Definition of Above par:
There is an inverse relationship between bond yields and prices. When yields drop due to declining interest rates in the economy, bond prices increase. Conversely, when interest rates rise, bond prices will decline, assuming no negative convexity. The basic reason for the inverse relationship is that an existing yield of a bond must match the yield of a new bond issued in a market with higher or lower prevailing interest rates.
Above par is a term used to describe the price of a bond when it is trading above its face value. A bond usually trades at above par when its income distributions are higher than those of other bonds currently available in the market. This occurs when interest rates have declined so that newly-issued bonds carry lower coupon rates.

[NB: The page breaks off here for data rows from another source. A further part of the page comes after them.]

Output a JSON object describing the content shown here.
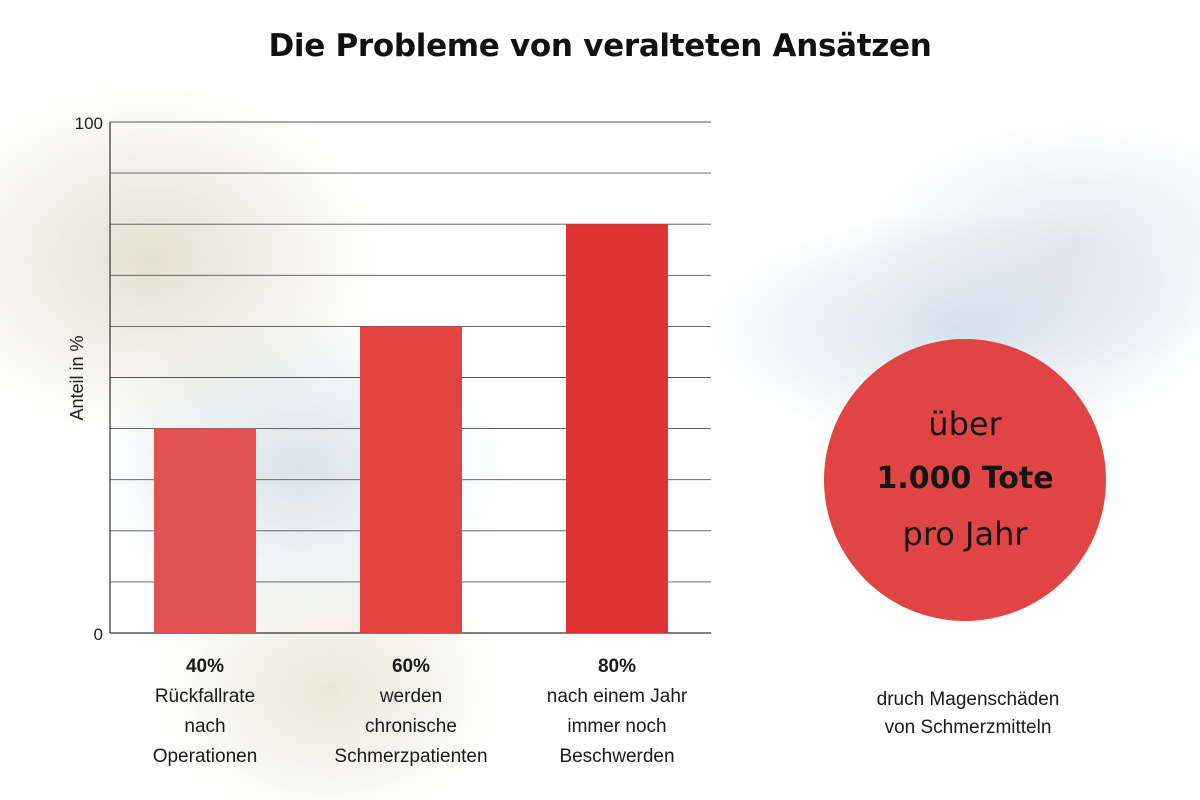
{
  "title": "Die Probleme von veralteten Ansätzen",
  "chart_data": {
    "type": "bar",
    "title": "Die Probleme von veralteten Ansätzen",
    "ylabel": "Anteil in %",
    "xlabel": "",
    "ylim": [
      0,
      100
    ],
    "yticks": [
      "0",
      "100"
    ],
    "grid": true,
    "categories": [
      "Rückfallrate nach Operationen",
      "werden chronische Schmerzpatienten",
      "nach einem Jahr immer noch Beschwerden"
    ],
    "values": [
      40,
      60,
      80
    ],
    "value_labels": [
      "40%",
      "60%",
      "80%"
    ],
    "category_lines": [
      [
        "Rückfallrate",
        "nach",
        "Operationen"
      ],
      [
        "werden",
        "chronische",
        "Schmerzpatienten"
      ],
      [
        "nach einem Jahr",
        "immer noch",
        "Beschwerden"
      ]
    ],
    "bar_colors": [
      "#e25252",
      "#e24444",
      "#e03434"
    ]
  },
  "callout": {
    "line1": "über",
    "line2": "1.000 Tote",
    "line3": "pro Jahr",
    "note": "druch Magenschäden\nvon Schmerzmitteln",
    "color": "#e04444"
  }
}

Better than is usual or expected.
Bond, share, or other security selling at a price higher than its par value is said to be selling at above par or at premium. Bond prices are stated on a scale where the par value (whatever the amount) is assigned the number 100, and the premium is shown as a factor of 100. For example, a bond with a par value of $1,000 and priced at 110 is selling at $1,100. Also called at a premium or at premium.
How to use Above par in a sentence?
- Overall comfort was above par.
- Above par refers to a bond price that is currently greater than its face value.
- Bonds trade above par as interest rates decline, as the issuer's credit rating increases, or when the bond's demand greatly exceeds supply.
- Above par bonds are said to be trading at a premium and the price will be quoted above 100.